Após a prisão de Elize, os pais de Marcos, Mitsuo e Yoko Matsunaga, assumiram a guarda da neta. Conforme relatado pelo escritor Ulisses Campbell, autor de uma obra biográfica sobre o caso, a paternidade da criança chegou a ser questionada pelos avós paternos após a repercussão do crime. Para dirimir as dúvidas, a família solicitou um exame de DNA, que confirmou o vínculo biológico de Helena com a linhagem de Marcos Matsunaga, consolidando a permanência da guarda com os avós.
Recentemente, a Justiça autorizou que a adolescente realizasse duas viagens internacionais durante o período de férias escolares. A decisão, que tramita sob segredo de Justiça, permitiu um roteiro por Londres, acompanhada de uma pedagoga, e outro por Punta Cana, com a avó paterna. O Judiciário mantém, contudo, a proibição de que Elize visite ou estabeleça qualquer forma de comunicação com a filha, medida que deve ser reavaliada apenas após a maioridade da jovem.

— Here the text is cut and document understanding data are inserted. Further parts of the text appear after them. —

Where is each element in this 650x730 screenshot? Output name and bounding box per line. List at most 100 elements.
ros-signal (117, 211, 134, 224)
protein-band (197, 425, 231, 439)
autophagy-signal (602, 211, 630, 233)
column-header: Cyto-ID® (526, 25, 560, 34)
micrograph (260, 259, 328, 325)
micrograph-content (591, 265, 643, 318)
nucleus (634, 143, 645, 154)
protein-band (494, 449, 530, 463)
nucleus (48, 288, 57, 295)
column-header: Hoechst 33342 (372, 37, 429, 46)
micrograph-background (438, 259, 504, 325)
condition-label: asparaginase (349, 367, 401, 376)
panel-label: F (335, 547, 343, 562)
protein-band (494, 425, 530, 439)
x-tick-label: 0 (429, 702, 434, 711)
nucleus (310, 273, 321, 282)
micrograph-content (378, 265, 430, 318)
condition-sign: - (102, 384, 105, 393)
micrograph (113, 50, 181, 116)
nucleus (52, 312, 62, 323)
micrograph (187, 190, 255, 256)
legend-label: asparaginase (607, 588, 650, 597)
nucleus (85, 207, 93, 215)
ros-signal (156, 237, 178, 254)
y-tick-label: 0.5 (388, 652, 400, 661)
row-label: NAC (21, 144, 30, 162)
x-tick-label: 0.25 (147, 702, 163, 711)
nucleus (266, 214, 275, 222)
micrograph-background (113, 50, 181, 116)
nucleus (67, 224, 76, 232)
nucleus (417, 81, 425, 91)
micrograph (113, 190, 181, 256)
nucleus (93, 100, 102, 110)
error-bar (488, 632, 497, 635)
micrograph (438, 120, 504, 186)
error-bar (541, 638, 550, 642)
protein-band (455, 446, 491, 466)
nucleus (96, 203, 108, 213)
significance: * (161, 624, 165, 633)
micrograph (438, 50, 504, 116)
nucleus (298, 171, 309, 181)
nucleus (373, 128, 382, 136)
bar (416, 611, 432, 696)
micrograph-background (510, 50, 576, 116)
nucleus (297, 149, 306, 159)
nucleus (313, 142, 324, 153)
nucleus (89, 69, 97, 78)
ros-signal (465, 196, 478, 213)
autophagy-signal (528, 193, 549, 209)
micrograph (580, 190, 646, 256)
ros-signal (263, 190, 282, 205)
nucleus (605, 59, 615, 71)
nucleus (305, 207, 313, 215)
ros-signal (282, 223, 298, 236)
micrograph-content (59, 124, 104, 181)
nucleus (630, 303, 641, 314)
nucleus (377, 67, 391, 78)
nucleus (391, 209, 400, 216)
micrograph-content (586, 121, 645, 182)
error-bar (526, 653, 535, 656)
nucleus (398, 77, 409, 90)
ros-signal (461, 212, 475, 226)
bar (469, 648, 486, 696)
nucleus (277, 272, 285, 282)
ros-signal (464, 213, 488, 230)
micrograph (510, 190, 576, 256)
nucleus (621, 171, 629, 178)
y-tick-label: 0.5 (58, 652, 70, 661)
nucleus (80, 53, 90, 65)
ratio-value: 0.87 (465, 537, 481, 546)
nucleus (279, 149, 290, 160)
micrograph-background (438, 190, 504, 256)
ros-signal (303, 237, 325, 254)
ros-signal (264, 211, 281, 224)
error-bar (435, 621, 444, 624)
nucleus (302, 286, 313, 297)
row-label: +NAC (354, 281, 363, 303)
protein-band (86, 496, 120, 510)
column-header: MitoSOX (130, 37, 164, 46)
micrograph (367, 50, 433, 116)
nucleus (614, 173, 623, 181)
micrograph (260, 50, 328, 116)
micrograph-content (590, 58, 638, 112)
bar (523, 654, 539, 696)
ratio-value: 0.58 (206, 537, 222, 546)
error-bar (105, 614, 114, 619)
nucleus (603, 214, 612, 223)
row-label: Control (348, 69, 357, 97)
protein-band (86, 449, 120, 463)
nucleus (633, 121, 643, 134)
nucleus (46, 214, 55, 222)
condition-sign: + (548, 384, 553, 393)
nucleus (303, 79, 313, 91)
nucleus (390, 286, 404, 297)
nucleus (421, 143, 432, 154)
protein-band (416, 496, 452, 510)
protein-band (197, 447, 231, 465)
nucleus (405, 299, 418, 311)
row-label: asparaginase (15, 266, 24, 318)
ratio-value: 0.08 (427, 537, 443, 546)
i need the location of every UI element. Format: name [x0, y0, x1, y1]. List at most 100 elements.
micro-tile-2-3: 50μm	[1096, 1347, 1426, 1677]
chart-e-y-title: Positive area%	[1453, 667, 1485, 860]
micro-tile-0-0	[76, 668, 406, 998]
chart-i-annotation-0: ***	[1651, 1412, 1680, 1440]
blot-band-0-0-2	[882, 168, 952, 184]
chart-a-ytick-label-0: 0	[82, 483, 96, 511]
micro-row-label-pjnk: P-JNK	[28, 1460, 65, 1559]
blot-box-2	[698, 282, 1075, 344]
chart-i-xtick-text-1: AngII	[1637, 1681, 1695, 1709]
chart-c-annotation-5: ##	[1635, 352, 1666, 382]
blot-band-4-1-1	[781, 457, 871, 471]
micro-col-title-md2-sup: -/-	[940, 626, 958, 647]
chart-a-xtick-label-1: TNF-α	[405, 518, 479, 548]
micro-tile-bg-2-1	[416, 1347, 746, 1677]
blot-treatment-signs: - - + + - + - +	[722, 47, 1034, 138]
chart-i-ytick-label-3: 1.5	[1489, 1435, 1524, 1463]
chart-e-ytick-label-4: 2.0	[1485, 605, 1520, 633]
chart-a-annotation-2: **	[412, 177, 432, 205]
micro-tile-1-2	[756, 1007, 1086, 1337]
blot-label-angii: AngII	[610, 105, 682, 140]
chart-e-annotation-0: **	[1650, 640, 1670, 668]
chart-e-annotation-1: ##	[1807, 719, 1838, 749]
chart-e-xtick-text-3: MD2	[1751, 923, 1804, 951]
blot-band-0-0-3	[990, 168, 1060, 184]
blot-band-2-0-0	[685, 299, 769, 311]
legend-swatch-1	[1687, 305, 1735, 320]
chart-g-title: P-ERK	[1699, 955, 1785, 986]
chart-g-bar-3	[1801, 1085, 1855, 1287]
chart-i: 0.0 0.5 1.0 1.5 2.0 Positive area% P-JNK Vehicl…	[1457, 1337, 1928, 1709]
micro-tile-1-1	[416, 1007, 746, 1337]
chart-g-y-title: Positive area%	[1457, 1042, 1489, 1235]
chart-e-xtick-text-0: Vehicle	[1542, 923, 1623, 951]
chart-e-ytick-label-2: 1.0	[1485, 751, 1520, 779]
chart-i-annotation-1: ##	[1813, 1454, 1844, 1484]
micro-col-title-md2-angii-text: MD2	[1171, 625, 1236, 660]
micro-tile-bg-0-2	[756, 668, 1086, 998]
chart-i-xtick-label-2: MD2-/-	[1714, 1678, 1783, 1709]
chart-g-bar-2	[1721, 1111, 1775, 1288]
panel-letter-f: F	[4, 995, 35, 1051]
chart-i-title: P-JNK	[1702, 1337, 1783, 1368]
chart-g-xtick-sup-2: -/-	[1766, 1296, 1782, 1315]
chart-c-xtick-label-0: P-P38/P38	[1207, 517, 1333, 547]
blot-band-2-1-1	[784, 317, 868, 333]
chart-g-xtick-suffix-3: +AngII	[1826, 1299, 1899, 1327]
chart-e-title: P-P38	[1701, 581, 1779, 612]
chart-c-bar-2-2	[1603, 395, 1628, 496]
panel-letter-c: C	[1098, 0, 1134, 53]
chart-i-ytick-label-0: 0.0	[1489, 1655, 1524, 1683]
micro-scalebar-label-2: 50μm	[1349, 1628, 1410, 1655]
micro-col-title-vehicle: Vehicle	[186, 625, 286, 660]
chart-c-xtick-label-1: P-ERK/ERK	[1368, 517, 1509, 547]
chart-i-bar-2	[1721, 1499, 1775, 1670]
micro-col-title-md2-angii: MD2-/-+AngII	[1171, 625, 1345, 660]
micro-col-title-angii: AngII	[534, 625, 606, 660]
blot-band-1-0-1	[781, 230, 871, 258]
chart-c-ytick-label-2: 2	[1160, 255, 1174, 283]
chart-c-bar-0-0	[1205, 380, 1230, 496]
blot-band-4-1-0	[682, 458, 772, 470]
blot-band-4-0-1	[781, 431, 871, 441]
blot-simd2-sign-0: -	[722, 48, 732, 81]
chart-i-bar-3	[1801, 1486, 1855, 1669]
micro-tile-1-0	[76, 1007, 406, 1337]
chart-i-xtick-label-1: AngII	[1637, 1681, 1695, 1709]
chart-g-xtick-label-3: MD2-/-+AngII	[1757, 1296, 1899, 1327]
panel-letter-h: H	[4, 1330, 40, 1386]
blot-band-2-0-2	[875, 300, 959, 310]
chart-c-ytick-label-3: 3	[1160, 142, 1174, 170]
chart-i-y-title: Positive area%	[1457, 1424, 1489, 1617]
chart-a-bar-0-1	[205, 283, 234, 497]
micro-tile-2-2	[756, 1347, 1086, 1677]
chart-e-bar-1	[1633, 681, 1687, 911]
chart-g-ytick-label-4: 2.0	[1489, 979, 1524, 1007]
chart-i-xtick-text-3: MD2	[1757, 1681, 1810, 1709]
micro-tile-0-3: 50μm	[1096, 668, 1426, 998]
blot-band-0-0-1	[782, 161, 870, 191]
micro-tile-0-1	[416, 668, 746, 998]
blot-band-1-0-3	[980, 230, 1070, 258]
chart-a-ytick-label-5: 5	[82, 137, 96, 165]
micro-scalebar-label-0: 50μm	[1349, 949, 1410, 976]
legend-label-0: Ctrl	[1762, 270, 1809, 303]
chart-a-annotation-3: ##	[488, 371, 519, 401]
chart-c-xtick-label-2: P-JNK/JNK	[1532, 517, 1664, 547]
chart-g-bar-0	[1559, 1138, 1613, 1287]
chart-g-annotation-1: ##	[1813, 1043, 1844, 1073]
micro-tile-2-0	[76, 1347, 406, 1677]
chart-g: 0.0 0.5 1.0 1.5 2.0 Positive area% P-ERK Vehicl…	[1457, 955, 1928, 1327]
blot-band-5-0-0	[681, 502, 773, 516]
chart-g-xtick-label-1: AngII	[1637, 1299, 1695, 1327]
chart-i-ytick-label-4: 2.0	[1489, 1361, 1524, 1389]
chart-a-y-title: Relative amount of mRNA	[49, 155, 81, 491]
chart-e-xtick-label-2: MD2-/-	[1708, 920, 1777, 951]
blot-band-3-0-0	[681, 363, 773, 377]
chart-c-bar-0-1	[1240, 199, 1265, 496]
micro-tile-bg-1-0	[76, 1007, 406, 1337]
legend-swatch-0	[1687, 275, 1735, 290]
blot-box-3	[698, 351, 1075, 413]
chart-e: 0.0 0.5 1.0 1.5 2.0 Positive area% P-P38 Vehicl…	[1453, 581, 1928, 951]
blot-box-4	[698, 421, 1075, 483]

O empresário Mitsuo Matsunaga, em entrevistas anteriores, manifestou a preferência por aguardar que Helena complete 18 anos antes de qualquer tentativa de reaproximação. Enquanto isso, Elize Matsunaga permanece impedida de contato, embora tenha registrado em livros escritos durante o período de encarceramento o desejo de retomar o convívio com a filha no futuro. A produção recente da Netflix reforça o cenário de distanciamento que persiste desde a época em que o crime foi cometido.